The FDA authorized the Moderna boosters after analyzing immune response data from 149 participants in the original clinical studies who were given a booster. These were compared to the immune responses of 1055 people who did not.
The antibody response of the 149 people who received another dose demonstrated a booster response, according to the FDA. The organization also evaluated analysis from Moderna comparing the rates of COVID-19 during the Delta variant surge, which suggest there is a waning of vaccine effectiveness over time.
Safety was evaluated by following 171 participants for an average of six months.
Authorization for the Johnson & Johnson booster is based on FDA evaluation of immune response data in 39 participants, who received a booster dose. The results demonstrated a booster response.
Approximately 9000 clinical trial participants have received two doses of the vaccine two months apart and, of those people, 2700 have had at least two months of safety follow-up. These studies have not identified new safety concerns.
The FDA has acknowledged that certain common side effects are associated with the Moderna booster shots. The most common reported side effects include pain at the injection site, tiredness, headache, muscle or joint pain, chills, swollen lymph nodes, nausea and vomiting and fever. Swollen lymph nodes in the underarm were observed more frequently after the booster than the initial two-dose series.

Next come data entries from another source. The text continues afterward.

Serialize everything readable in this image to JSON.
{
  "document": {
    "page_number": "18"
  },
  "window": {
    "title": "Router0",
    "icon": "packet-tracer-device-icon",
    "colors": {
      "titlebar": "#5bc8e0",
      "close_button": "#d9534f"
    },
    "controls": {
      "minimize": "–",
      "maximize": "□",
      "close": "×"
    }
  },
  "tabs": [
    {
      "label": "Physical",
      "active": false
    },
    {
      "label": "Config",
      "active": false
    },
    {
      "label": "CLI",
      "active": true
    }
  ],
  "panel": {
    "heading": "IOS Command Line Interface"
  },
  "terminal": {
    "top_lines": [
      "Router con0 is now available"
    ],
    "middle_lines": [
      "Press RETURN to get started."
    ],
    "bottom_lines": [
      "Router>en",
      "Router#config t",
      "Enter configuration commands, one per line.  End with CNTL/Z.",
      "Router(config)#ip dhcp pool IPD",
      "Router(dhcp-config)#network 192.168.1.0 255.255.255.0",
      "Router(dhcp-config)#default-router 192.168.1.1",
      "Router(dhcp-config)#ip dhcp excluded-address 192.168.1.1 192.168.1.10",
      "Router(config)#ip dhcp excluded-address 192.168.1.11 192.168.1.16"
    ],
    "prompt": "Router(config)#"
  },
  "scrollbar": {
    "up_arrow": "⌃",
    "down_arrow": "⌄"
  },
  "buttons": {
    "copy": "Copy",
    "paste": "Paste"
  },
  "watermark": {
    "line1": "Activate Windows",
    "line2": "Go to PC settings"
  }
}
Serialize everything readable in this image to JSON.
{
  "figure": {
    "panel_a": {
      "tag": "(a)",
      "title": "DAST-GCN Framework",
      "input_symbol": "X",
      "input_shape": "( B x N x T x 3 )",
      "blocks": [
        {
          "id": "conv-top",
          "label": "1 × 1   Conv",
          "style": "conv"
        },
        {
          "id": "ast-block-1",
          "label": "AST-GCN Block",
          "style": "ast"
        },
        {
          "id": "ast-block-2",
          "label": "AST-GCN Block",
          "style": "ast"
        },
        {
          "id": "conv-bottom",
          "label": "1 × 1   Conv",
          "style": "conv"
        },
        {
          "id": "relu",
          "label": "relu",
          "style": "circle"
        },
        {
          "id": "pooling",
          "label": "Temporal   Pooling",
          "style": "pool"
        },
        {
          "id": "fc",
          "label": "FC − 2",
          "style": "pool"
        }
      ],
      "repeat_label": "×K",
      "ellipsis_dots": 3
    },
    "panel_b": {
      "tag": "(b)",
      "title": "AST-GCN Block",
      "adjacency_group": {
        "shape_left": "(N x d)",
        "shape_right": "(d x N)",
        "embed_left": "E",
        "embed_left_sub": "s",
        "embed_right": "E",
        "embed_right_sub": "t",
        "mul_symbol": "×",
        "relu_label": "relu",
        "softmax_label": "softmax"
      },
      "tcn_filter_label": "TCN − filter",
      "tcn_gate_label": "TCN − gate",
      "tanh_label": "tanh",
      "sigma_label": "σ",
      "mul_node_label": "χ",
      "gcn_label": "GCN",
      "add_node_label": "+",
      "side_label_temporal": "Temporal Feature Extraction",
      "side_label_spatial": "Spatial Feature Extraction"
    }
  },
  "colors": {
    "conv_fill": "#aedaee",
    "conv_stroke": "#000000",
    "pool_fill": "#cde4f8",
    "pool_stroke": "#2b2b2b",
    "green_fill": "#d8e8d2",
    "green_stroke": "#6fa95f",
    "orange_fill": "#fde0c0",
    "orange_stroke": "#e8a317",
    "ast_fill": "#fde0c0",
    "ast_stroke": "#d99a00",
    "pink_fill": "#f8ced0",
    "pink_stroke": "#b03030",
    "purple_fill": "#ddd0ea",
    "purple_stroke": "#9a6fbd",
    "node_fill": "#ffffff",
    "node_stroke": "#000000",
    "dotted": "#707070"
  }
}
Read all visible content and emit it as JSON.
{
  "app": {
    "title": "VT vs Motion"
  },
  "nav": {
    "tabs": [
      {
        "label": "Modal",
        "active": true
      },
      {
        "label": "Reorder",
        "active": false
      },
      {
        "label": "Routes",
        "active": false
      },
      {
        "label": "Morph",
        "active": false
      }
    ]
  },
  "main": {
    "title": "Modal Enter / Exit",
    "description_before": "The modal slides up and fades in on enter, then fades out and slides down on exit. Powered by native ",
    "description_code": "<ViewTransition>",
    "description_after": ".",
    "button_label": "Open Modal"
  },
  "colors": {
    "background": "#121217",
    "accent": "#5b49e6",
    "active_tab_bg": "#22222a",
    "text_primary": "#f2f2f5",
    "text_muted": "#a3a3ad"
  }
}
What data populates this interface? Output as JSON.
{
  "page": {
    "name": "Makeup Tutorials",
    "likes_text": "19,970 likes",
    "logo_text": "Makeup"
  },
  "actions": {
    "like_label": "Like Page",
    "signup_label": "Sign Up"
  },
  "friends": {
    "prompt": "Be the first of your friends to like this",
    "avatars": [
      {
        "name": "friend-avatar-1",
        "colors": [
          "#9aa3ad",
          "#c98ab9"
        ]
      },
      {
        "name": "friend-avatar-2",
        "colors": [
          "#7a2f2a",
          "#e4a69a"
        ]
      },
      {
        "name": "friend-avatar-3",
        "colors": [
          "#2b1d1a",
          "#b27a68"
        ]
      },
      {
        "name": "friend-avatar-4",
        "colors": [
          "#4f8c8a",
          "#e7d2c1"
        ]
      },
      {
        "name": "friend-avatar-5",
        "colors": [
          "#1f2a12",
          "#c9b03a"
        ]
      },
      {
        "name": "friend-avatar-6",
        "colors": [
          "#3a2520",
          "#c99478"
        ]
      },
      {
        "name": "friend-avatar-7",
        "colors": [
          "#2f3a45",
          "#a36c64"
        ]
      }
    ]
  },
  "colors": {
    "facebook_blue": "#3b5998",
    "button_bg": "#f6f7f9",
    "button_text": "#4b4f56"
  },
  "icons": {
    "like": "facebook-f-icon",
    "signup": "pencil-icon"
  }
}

The FDA and Centers for Disease Control (CDC) have identified that there is an increased risk of inflammatory heart conditions, myocarditis and pericarditis after vaccination with the Moderna version, especially after the second dose. The risk is higher among males under 40 years of age, particularly between the ages of 18 through 24.
Early analyses by the FDA and CDC suggest there may be an increased risk of a rare type of blood clot in combination with low blood platelets after the Johnson & Johnson vaccine is administered. “Thrombocytopenia Syndrome” has been reported around one to two weeks after vaccination and has been highest in females aged 18 through 49.
Also, the data suggests there may be an increased risk of Guillain Barré syndrome, a serious neurological disorder, within 42 days of receiving this vaccine.